Gérard's son Romané Basset begins a series about some of this year's candidates for the most valuable of the many awards he and his mother Nina administer for the Gérard Basset Foundation.
Jancis writes This year we had 24 applicants for the Taylor’s Port Golden Vines Scholarships for MW or MS candidates, worth up to £55,000 each. You can read about previous winners of these top awards here, here and here.
This year’s applicants were of such high quality that we judges had a seriously difficult time even choosing which ones should proceed to the interview stage. In the end we interviewed a total of a dozen extremely impressive candidates and will be profiling them in batches of three over the next four weeks.
I am not only a judge but a trustee of the Gérard Basset Foundation, which administers not just these scholarships but a wide range of educational grants and other scholarships – all with the aim of enriching the wine, spirits and hospitality industries, making them more diverse and inclusive. We have so far pledged £1,886,960 (not including these scholarships), reaching 1,190 direct beneficiaries all over the world with our funding. See here for more detail.
Bento Amaral, Portugal
Amaral, pitcured at the top of this article, worked as the technical director of the Institute of Douro and Port Wines (IVDP) for more than 20 years, leading the team in charge of tasting and conducting chemical analyses of wines from these appellations. As a result of a sailing accident in 1994 he lost the used of all four limbs. He represented Portugal sailing in the 2008 Paralympics.

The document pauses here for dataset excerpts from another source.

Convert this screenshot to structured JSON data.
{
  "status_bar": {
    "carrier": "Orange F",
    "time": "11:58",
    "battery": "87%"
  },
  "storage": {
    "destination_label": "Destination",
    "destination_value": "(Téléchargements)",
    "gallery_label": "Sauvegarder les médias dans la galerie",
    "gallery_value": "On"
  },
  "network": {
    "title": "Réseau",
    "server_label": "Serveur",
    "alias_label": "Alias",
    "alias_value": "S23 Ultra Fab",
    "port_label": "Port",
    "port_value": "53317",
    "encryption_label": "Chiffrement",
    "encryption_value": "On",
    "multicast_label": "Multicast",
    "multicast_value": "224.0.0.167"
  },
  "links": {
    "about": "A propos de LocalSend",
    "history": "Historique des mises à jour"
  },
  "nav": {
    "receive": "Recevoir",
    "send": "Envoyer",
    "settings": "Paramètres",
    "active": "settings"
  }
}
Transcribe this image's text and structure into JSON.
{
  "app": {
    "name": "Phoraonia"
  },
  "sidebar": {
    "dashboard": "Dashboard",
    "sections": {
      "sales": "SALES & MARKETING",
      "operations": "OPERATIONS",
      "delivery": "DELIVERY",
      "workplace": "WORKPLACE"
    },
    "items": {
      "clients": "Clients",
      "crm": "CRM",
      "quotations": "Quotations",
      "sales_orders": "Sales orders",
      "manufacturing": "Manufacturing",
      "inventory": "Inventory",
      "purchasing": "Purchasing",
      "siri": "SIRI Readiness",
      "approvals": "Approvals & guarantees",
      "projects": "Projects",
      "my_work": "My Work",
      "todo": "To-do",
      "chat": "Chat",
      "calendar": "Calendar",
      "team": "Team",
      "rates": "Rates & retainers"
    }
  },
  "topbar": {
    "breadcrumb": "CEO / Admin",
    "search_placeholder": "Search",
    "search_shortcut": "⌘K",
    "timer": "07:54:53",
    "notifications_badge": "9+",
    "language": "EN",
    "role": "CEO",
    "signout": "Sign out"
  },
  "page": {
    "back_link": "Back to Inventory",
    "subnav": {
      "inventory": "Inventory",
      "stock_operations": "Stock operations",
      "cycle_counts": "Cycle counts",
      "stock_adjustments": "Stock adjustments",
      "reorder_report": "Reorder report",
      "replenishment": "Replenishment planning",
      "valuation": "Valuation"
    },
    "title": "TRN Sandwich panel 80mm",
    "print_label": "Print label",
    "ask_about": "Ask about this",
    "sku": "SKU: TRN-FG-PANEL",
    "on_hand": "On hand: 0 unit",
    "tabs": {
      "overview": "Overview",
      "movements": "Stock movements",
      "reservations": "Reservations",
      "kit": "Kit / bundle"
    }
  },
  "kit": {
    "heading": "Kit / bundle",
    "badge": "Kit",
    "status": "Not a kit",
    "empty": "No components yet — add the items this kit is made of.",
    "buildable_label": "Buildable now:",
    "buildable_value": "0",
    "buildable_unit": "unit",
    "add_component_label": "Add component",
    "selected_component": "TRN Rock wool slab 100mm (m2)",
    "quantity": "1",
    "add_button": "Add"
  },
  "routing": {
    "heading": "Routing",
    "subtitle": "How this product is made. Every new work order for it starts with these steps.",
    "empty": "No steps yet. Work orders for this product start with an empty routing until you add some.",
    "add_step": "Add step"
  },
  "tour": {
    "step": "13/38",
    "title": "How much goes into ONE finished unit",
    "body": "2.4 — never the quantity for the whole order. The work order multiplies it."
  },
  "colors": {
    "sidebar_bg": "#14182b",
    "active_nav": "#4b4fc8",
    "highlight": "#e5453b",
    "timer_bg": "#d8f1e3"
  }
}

Following a meeting with the Gérard Basset Foundation in 2022, he was inspired to start on a new path and found Humanwinety, an organisation specifically set up to provide wine-focused courses which incorporate B-learning methods that make education more approachable and accessible for students with physical and intellectual disabilities.
Drawing upon his own experiences of living as a quadriplegic, Amaral is determined to use Humanwinety as a vehicle of advocacy and meaningful opportunity creation in the wine industry. In his own words: ‘I am confident that with the creation of Humanwinety, I can fulfil myself professionally and help make the world a better place for everyone’. He has recently entered the MW programme, through which he wishes to complement his work at Humanwinety and ‘be a shining example of how people with disabilities can reach the highest levels in the wine industry’ and ‘raise awareness and increase the consciousness’ of the industry to be more inclusive and accessible.
Sammy Lam, USA
Lam grew up in a low-income, Mexican-American household and had to strive to overcome the disadvantages that these circumstances placed in his way. Unbowed by these challenges but motivated instead to transcend them, Lam sees his heritage as ‘a foundation of strength rather than a limitation’. He is a successful entrepreneur, having founded Wanderlust Wine Co, the world’s largest on-tap winery with three locations spread around Austin, Texas.
He’s also passionate about Texas’ growing wine industry and its position internationally, Lam is a board member of the Texas Wine and Grape Growers Association, as well as a key organiser of the OIV MSc (of which he is a graduate) Texas module. He seeks to use this position to ‘bridge the gap between established wine practices and innovative approaches’, thereby ensuring that his home state may claim its rightful place as a globally recognised, dynamic producer of quality wines.
In addition to these roles, he is a constant advocate for the inclusion of diverse communities, engaging with organisations including the Austin Young, Greater Austin Hispanic and LGBTQ+ Chambers of Commerce, to show that the wine industry is a place where all are welcome, very much in line with the aims of the Gérard Basset Foundation.
Junqi Peng, China
Peng’s journey in wine began in 2014, when fatefully she tasted a 2005 Château Palmer. Falling in love with wine from this moment onwards, it became a passion of hers, albeit not one that she thought would ever become a career.
A talented chemist at school (being placed in the top 10 of one million students in the Guangdong province division of the Chinese Chemistry Olympiad), she studied theoretical chemistry at university, aiming to undertake a PhD eventually. Visits to German and Spanish winemaking regions, however, convinced her that winemaking was where her true passion lay, representing ‘a true combination of art, science and philosophy’.
To change course and become a winemaker was no easy feat, however. Peng has faced many obstacles, not least being questioned, presumably on a sexist basis, regarding her suitability for such a tough occupation. Undeterred, Peng is forging ahead, applying for the MW programme and simultaneously identifying the three areas she wishes to focus upon in the next 5–10 years: establishing a winery in China; working on the development of Chinese regional and appellation regulations; and ameliorating China’s import and export regulations as they apply to the wine trade. Ambitious indeed!
Alongside wine, Peng’s other great passion is underwater photography, and indeed she sees similarities between the two pursuits, remarking: ‘both wine and ocean are boundless, unifying people and the world’.